1

My call stack shows the following:

 --- called from signal handler with signal 10 (SIGBUS) ---
 001301b8 allocate__t24__default_alloc_template2b0i0Ui (20, 20, 309940, 36, fc55
1a00, 0) + a4
 0011dcb8 __nw__Q2t12basic_string3ZcZt18string_char_traits1ZcZt24__default_alloc
_template2b0i0_3RepUiUi (10, 10, 7773e8, 0, 0, 0) + 14
 0011dcf8 create__Q2t12basic_string3ZcZt18string_char_traits1ZcZt24__default_all
oc_template2b0i0_3RepUi (a, a, 7773e8, a, 0, 0) + 24
 0011e0bc replace__t12basic_string3ZcZt18string_char_traits1ZcZt24__default_allo
c_template2b0i0UiUiPCcUi (fbcff5c0, 0, ffffffff, fcbf55e2, a, 80808080) + 114
 00133ef0 assign__t12basic_string3ZcZt18string_char_traits1ZcZt24__default_alloc
_template2b0i0PCcUi (fbcff5c0, fcbf55e2, a, ffffffff, ffffffff, 20) + 24
 00132c78 assign__t12basic_string3ZcZt18string_char_traits1ZcZt24__default_alloc
_template2b0i0PCc (fbcff5c0, fcbf55e2, 15b0, 15d0, 16f0, 0) + 24
 0012f970 __t12basic_string3ZcZt18string_char_traits1ZcZt24__default_alloc_templ
ate2b0i0PCc (fbcff5c0, fcbf55e2, fcbf55d8, fbcff70e, 10, e00) + 28
 001f7e0c getFiles__7ListDirb (fbcff8e4, 0, 241000, 0, 4e61a0, ff11f478) + 144
. . .

Does that mean allocation failing means too much memory has been occupied? How can I check/monitor memory usage grow and shrink to find out where lies the problem in such cases? May I override allocate__t24__default_alloc_template2b0i0Ui i.e. __default_alloc_template<false, 0>::allocate(unsigned int) so that it calls custom allocate call?

Dr. Debasish Jana
  • 6,980
  • 4
  • 30
  • 69
  • As with just about any crash, you should use a *debugger* to catch it, and go up the call-stack until you get to your code, where you examine all involved variables to see if they are correct. Knowing where the crash happens in *your* code is always useful. I also recommend you read [How to debug small programs](https://ericlippert.com/2014/03/05/how-to-debug-small-programs/) by Eric Lippert. – Some programmer dude Aug 25 '17 at 11:54
  • This problem comes after heavy volume of data handling, could this be because of unallocated memories? – Dr. Debasish Jana Aug 25 '17 at 12:05
  • You might want to [read more about bus errors](https://en.wikipedia.org/wiki/Bus_error). – Some programmer dude Aug 25 '17 at 12:06
  • 3
    It means you have a bug in your code. – Sam Varshavchik Aug 25 '17 at 12:25
  • 1
    And assuming you're running Solaris on SPARC, `SIGBUS` is almost certainly caused by a misaligned memory access. That can be caused by heap corruption, which is usually "found" by `libc` code under `malloc()`/`free()`/ *et al*, stack overflow causing the return address to be corrupted to an invalid address in such a way as to cause a `SIGBUS` instead of a `SIGSEGV` (rare, but it happens), or simply violating strict aliasing in your own code. – Andrew Henle Aug 25 '17 at 13:57

1 Answers1

3

call stack shows SIGBUS, what does that mean

It would probably be helpful to show the top of the call stack so we can inspect alignment of pointers. It would also be helpful to know the platform and the instruction that caused the SIGBUS.

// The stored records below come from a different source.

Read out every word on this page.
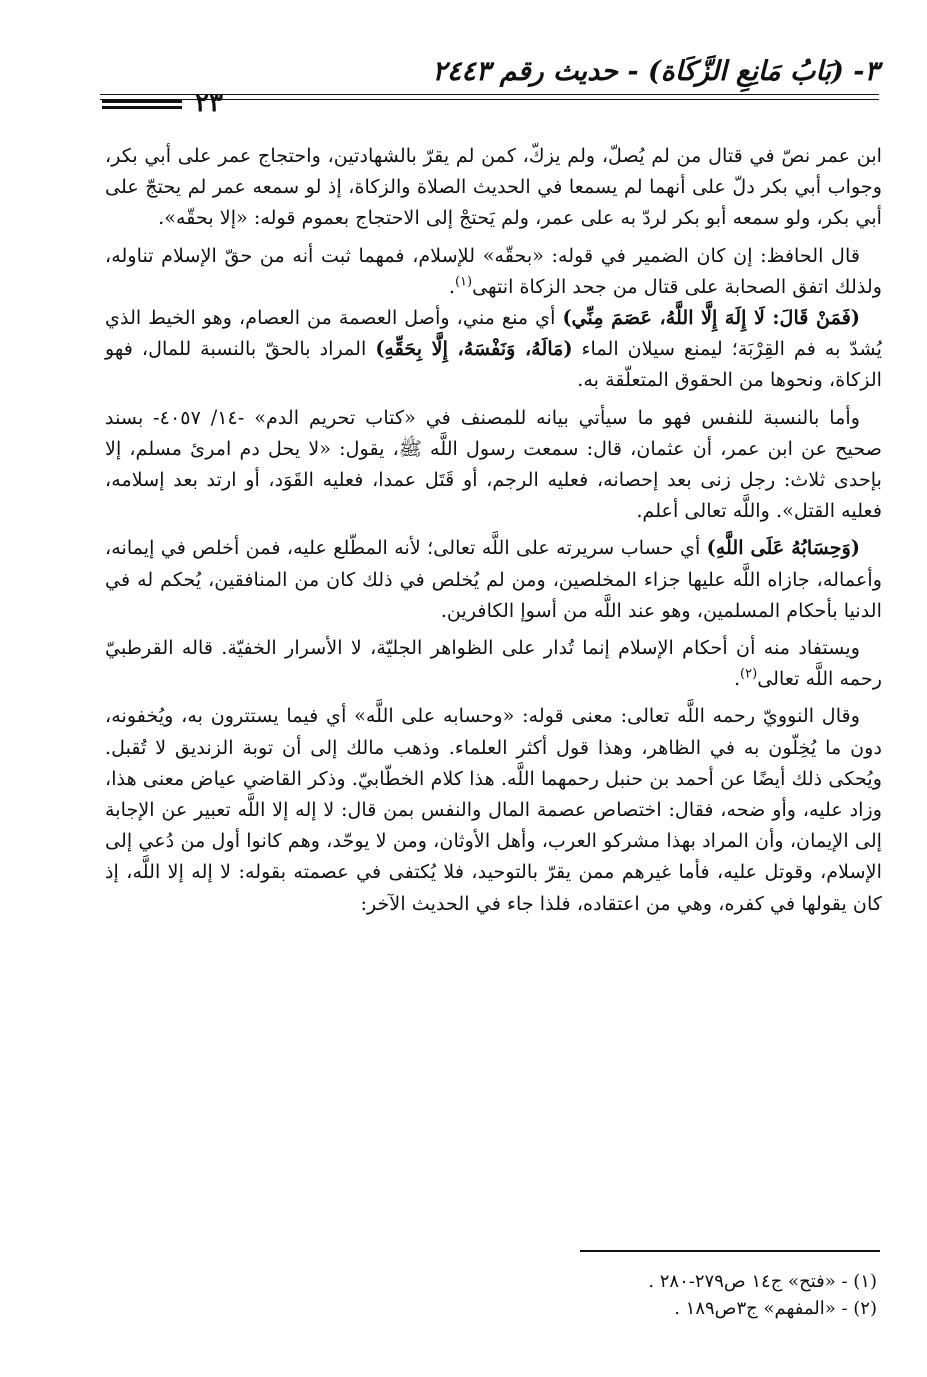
٣- (بَابُ مَانِعِ الزَّكَاة) - حديث رقم ٢٤٤٣
٢٣

ابن عمر نصّ في قتال من لم يُصلّ، ولم يزكّ، كمن لم يقرّ بالشهادتين، واحتجاج عمر على أبي بكر، وجواب أبي بكر دلّ على أنهما لم يسمعا في الحديث الصلاة والزكاة، إذ لو سمعه عمر لم يحتجّ على أبي بكر، ولو سمعه أبو بكر لردّ به على عمر، ولم يَحتجْ إلى الاحتجاج بعموم قوله: «إلا بحقّه».

قال الحافظ: إن كان الضمير في قوله: «بحقّه» للإسلام، فمهما ثبت أنه من حقّ الإسلام تناوله، ولذلك اتفق الصحابة على قتال من جحد الزكاة انتهى$^{(١)}$.

(فَمَنْ قَالَ: لَا إِلَهَ إِلَّا اللَّهُ، عَصَمَ مِنِّي) أي منع مني، وأصل العصمة من العصام، وهو الخيط الذي يُشدّ به فم القِرْبَة؛ ليمنع سيلان الماء (مَالَهُ، وَنَفْسَهُ، إِلَّا بِحَقِّهِ) المراد بالحقّ بالنسبة للمال، فهو الزكاة، ونحوها من الحقوق المتعلّقة به.

وأما بالنسبة للنفس فهو ما سيأتي بيانه للمصنف في «كتاب تحريم الدم» -١٤/ ٤٠٥٧- بسند صحيح عن ابن عمر، أن عثمان، قال: سمعت رسول اللَّه ﷺ، يقول: «لا يحل دم امرئ مسلم، إلا بإحدى ثلاث: رجل زنى بعد إحصانه، فعليه الرجم، أو قَتَل عمدا، فعليه القَوَد، أو ارتد بعد إسلامه، فعليه القتل». واللَّه تعالى أعلم.

(وَحِسَابُهُ عَلَى اللَّهِ) أي حساب سريرته على اللَّه تعالى؛ لأنه المطّلع عليه، فمن أخلص في إيمانه، وأعماله، جازاه اللَّه عليها جزاء المخلصين، ومن لم يُخلص في ذلك كان من المنافقين، يُحكم له في الدنيا بأحكام المسلمين، وهو عند اللَّه من أسوإ الكافرين.

ويستفاد منه أن أحكام الإسلام إنما تُدار على الظواهر الجليّة، لا الأسرار الخفيّة. قاله القرطبيّ رحمه اللَّه تعالى$^{(٢)}$.

وقال النوويّ رحمه اللَّه تعالى: معنى قوله: «وحسابه على اللَّه» أي فيما يستترون به، ويُخفونه، دون ما يُخِلّون به في الظاهر، وهذا قول أكثر العلماء. وذهب مالك إلى أن توبة الزنديق لا تُقبل. ويُحكى ذلك أيضًا عن أحمد بن حنبل رحمهما اللَّه. هذا كلام الخطّابيّ. وذكر القاضي عياض معنى هذا، وزاد عليه، وأو ضحه، فقال: اختصاص عصمة المال والنفس بمن قال: لا إله إلا اللَّه تعبير عن الإجابة إلى الإيمان، وأن المراد بهذا مشركو العرب، وأهل الأوثان، ومن لا يوحّد، وهم كانوا أول من دُعي إلى الإسلام، وقوتل عليه، فأما غيرهم ممن يقرّ بالتوحيد، فلا يُكتفى في عصمته بقوله: لا إله إلا اللَّه، إذ كان يقولها في كفره، وهي من اعتقاده، فلذا جاء في الحديث الآخر:

(١) - «فتح» ج١٤ ص٢٧٩-٢٨٠ .
(٢) - «المفهم» ج٣ص١٨٩ .
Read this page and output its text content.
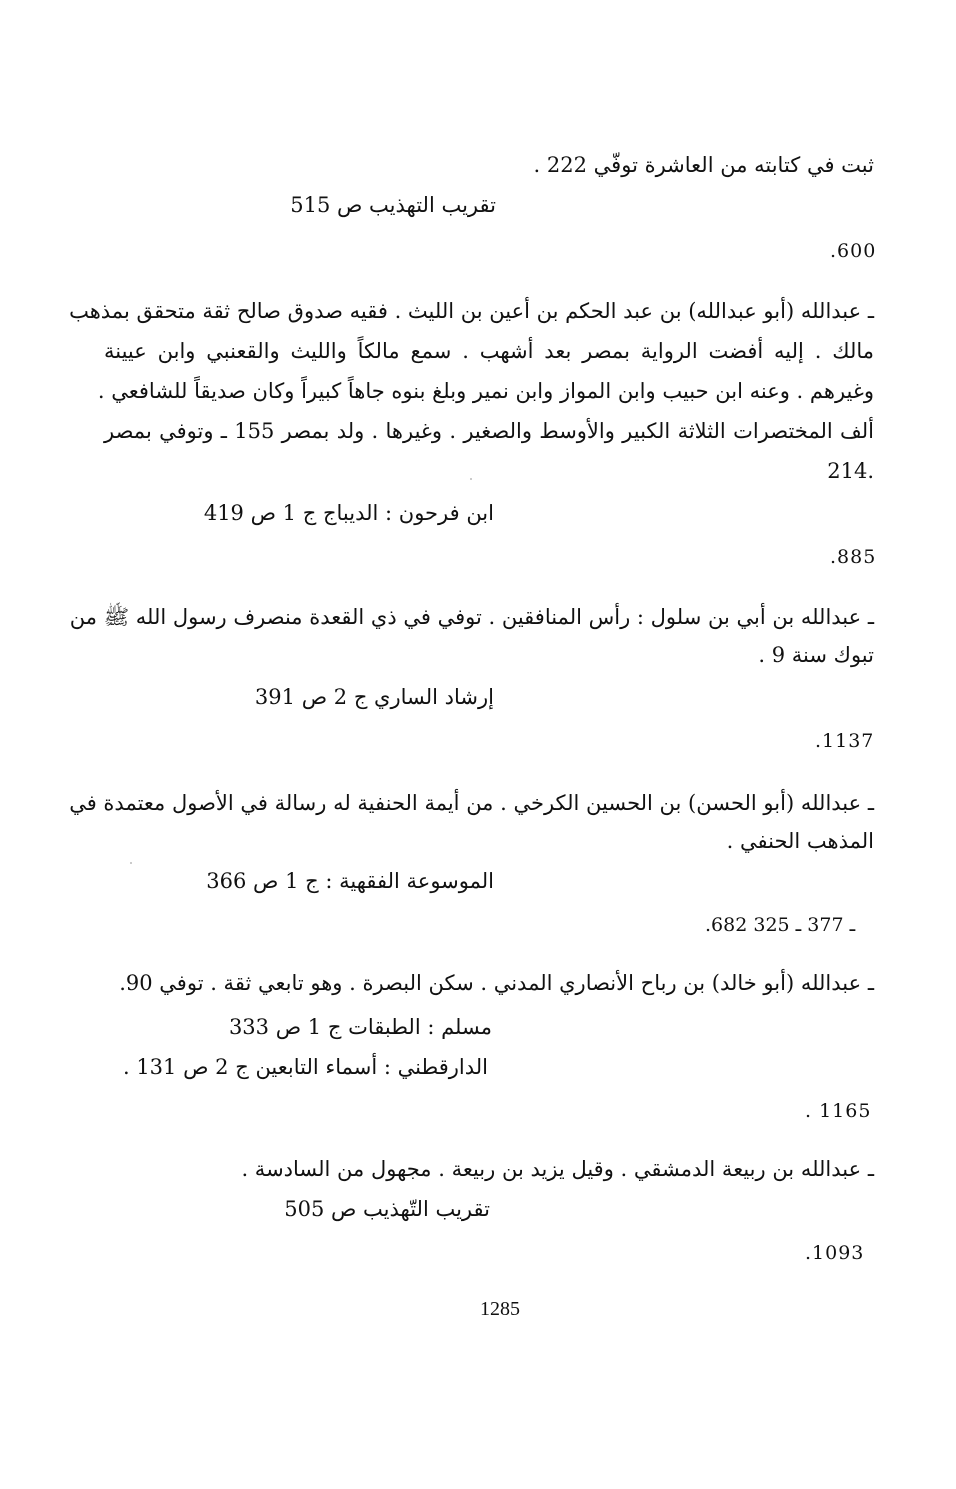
ثبت في كتابته من العاشرة توفّي 222 .
تقريب التهذيب ص 515
.600
ـ عبدالله (أبو عبدالله) بن عبد الحكم بن أعين بن الليث . فقيه صدوق صالح ثقة متحقق بمذهب
مالك . إليه أفضت الرواية بمصر بعد أشهب . سمع مالكاً والليث والقعنبي وابن عيينة
وغيرهم . وعنه ابن حبيب وابن المواز وابن نمير وبلغ بنوه جاهاً كبيراً وكان صديقاً للشافعي .
ألف المختصرات الثلاثة الكبير والأوسط والصغير . وغيرها . ولد بمصر 155 ـ وتوفي بمصر
.214
ابن فرحون : الديباج ج 1 ص 419
.885
ـ عبدالله بن أبي بن سلول : رأس المنافقين . توفي في ذي القعدة منصرف رسول الله ﷺ من
تبوك سنة 9 .
إرشاد الساري ج 2 ص 391
.1137
ـ عبدالله (أبو الحسن) بن الحسين الكرخي . من أيمة الحنفية له رسالة في الأصول معتمدة في
المذهب الحنفي .
الموسوعة الفقهية : ج 1 ص 366
.682 ـ 377 ـ 325
ـ عبدالله (أبو خالد) بن رباح الأنصاري المدني . سكن البصرة . وهو تابعي ثقة . توفي 90.
مسلم : الطبقات ج 1 ص 333
الدارقطني : أسماء التابعين ج 2 ص 131 .
. 1165
ـ عبدالله بن ربيعة الدمشقي . وقيل يزيد بن ربيعة . مجهول من السادسة .
تقريب التّهذيب ص 505
.1093
1285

Its been my experience SIGBUS is often related to unaligned data. Before you go down a rabbit hole, try adding -xmemalign=4i or -xmemalign=8i to CFLAGS and CXXFLAGS.

I seem to recall Sparc's have an instruction that can operate more efficiently on wider data but its very sensitive to alignment. If you cast a uint8_t* to a uint32_t* or uint64_t*, then that buffer really needs to be aligned because SunCC will generate the more efficient move by default. This is the strict aliasing violation Andre speaks of. Sun is not like x86, and it will also SIGBUS if you cheated.

Also see B.2.111 -xmemalign=ab in the Sun manual. There are also a lot of good hits for Google "-xmemalign=4i". The rub is, until you suffer the problem and get to the bottom of it, you don't know that's what you need to search for.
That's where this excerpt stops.